The New Fellow-Travelers

Ann Applebaum:

Ninety years ago this week, a Bolshevik mob stormed the Winter Palace in St. Petersburg, arrested the provisional government, and installed a "dictatorship of the proletariat" in its place. Though the Russian revolution is no longer widely celebrated (not even by the Russians, who instead commemorate the expulsion of the Poles from Moscow in 1612), I felt it important to mark the occasion. In honor of the anniversary, I reread Ten Days That Shook the World, the famed account of the revolution written by John Reed, the American journalist and fellow-traveler. Then I reread last week's press reports of the recent encounter between Hugo Chávez, the Venezuelan president, and Naomi Campbell, the famed British supermodel.

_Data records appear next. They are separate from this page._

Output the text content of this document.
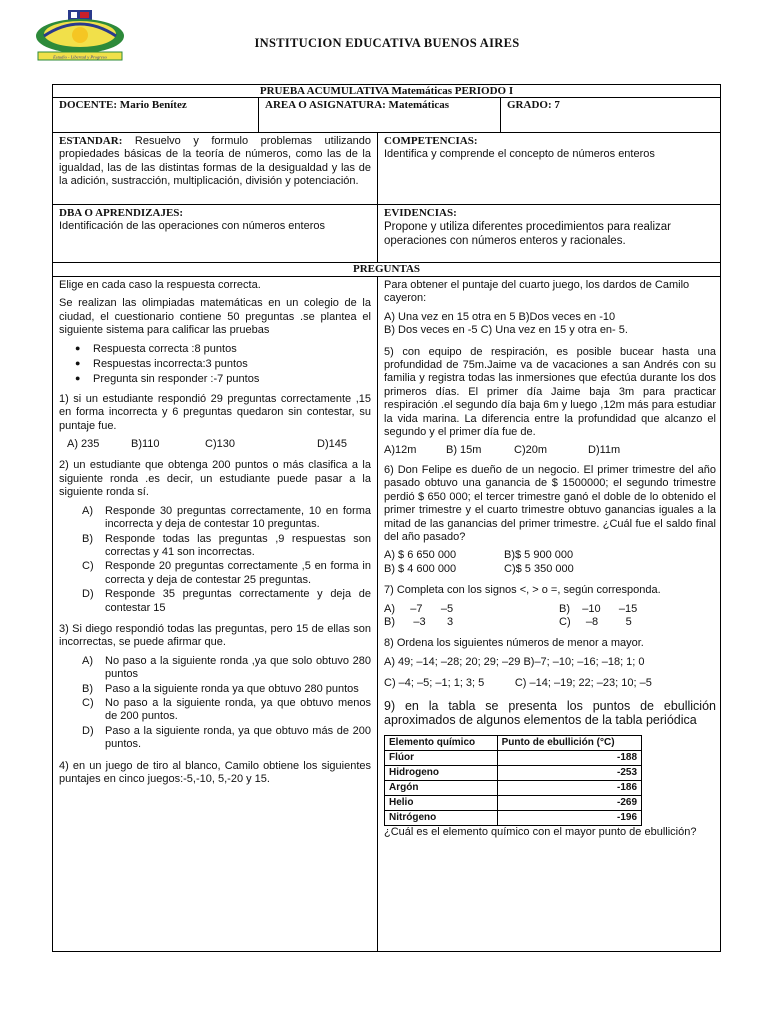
Estudio - Libertad y Progreso
INSTITUCION EDUCATIVA BUENOS AIRES
PRUEBA ACUMULATIVA Matemáticas PERIODO I
DOCENTE: Mario Benítez	AREA O ASIGNATURA: Matemáticas	GRADO: 7
ESTANDAR: Resuelvo y formulo problemas utilizando propiedades básicas de la teoría de números, como las de la igualdad, las de las distintas formas de la desigualdad y las de la adición, sustracción, multiplicación, división y potenciación.
COMPETENCIAS:
Identifica y comprende el concepto de números enteros
DBA O APRENDIZAJES:
Identificación de las operaciones con números enteros
EVIDENCIAS:
Propone y utiliza diferentes procedimientos para realizar operaciones con números enteros y racionales.
PREGUNTAS

Elige en cada caso la respuesta correcta.

Se realizan las olimpiadas matemáticas en un colegio de la ciudad, el cuestionario contiene 50 preguntas .se plantea el siguiente sistema para calificar las pruebas

● Respuesta correcta :8 puntos
● Respuestas incorrecta:3 puntos
● Pregunta sin responder :-7 puntos

1) si un estudiante respondió 29 preguntas correctamente ,15 en forma incorrecta y 6 preguntas quedaron sin contestar, su puntaje fue.

A) 235	B)110	C)130	D)145

2) un estudiante que obtenga 200 puntos o más clasifica a la siguiente ronda .es decir, un estudiante puede pasar a la siguiente ronda sí.

A)	Responde 30 preguntas correctamente, 10 en forma incorrecta y deja de contestar 10 preguntas.
B)	Responde todas las preguntas ,9 respuestas son correctas y 41 son incorrectas.
C)	Responde 20 preguntas correctamente ,5 en forma in correcta y deja de contestar 25 preguntas.
D)	Responde 35 preguntas correctamente y deja de contestar 15

3) Si diego respondió todas las preguntas, pero 15 de ellas son incorrectas, se puede afirmar que.

A)	No paso a la siguiente ronda ,ya que solo obtuvo 280 puntos
B)	Paso a la siguiente ronda ya que obtuvo 280 puntos
C)	No paso a la siguiente ronda, ya que obtuvo menos de 200 puntos.
D)	Paso a la siguiente ronda, ya que obtuvo más de 200 puntos.

4) en un juego de tiro al blanco, Camilo obtiene los siguientes puntajes en cinco juegos:-5,-10, 5,-20 y 15.

Para obtener el puntaje del cuarto juego, los dardos de Camilo cayeron:

A) Una vez en 15 otra en 5 B)Dos veces en -10
B) Dos veces en -5 C) Una vez en 15 y otra en- 5.

5) con equipo de respiración, es posible bucear hasta una profundidad de 75m.Jaime va de vacaciones a san Andrés con su familia y registra todas las inmersiones que efectúa durante los dos primeros días. El primer día Jaime baja 3m para practicar respiración .el segundo día baja 6m y luego ,12m más para estudiar la vida marina. La diferencia entre la profundidad que alcanzo el segundo y el primer día fue de.

A)12m	B) 15m	C)20m	D)11m

6) Don Felipe es dueño de un negocio. El primer trimestre del año pasado obtuvo una ganancia de $ 1500000; el segundo trimestre perdió $ 650 000; el tercer trimestre ganó el doble de lo obtenido el primer trimestre y el cuarto trimestre obtuvo ganancias iguales a la mitad de las ganancias del primer trimestre. ¿Cuál fue el saldo final del año pasado?

A) $ 6 650 000	B)$ 5 900 000
B) $ 4 600 000	C)$ 5 350 000

7) Completa con los signos <, > o =, según corresponda.

A)     –7      –5	B)    –10      –15
B)      –3       3	C)     –8         5

8) Ordena los siguientes números de menor a mayor.

A) 49; –14; –28; 20; 29; –29 B)–7; –10; –16; –18; 1; 0
C) –4; –5; –1; 1; 3; 5          C) –14; –19; 22; –23; 10; –5

9) en la tabla se presenta los puntos de ebullición aproximados de algunos elementos de la tabla periódica

Elemento químico	Punto de ebullición (°C)
Flúor	-188
Hidrogeno	-253
Argón	-186
Helio	-269
Nitrógeno	-196

¿Cuál es el elemento químico con el mayor punto de ebullición?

Just as I'd remembered, Reed's book superbly transmits the breathless energy of the autumn of 1917—"Adventure it was, and one of the most marvelous mankind ever embarked upon, sweeping into history at the head of the toiling masses"—as well as his own fascination with, and approval of, the violence he sees around him. After attending a mass funeral, he understands, he writes, why the Russians no longer need religion: "On earth they were building a kingdom more bright than any heaven had to offer, and for which it was a glory to die."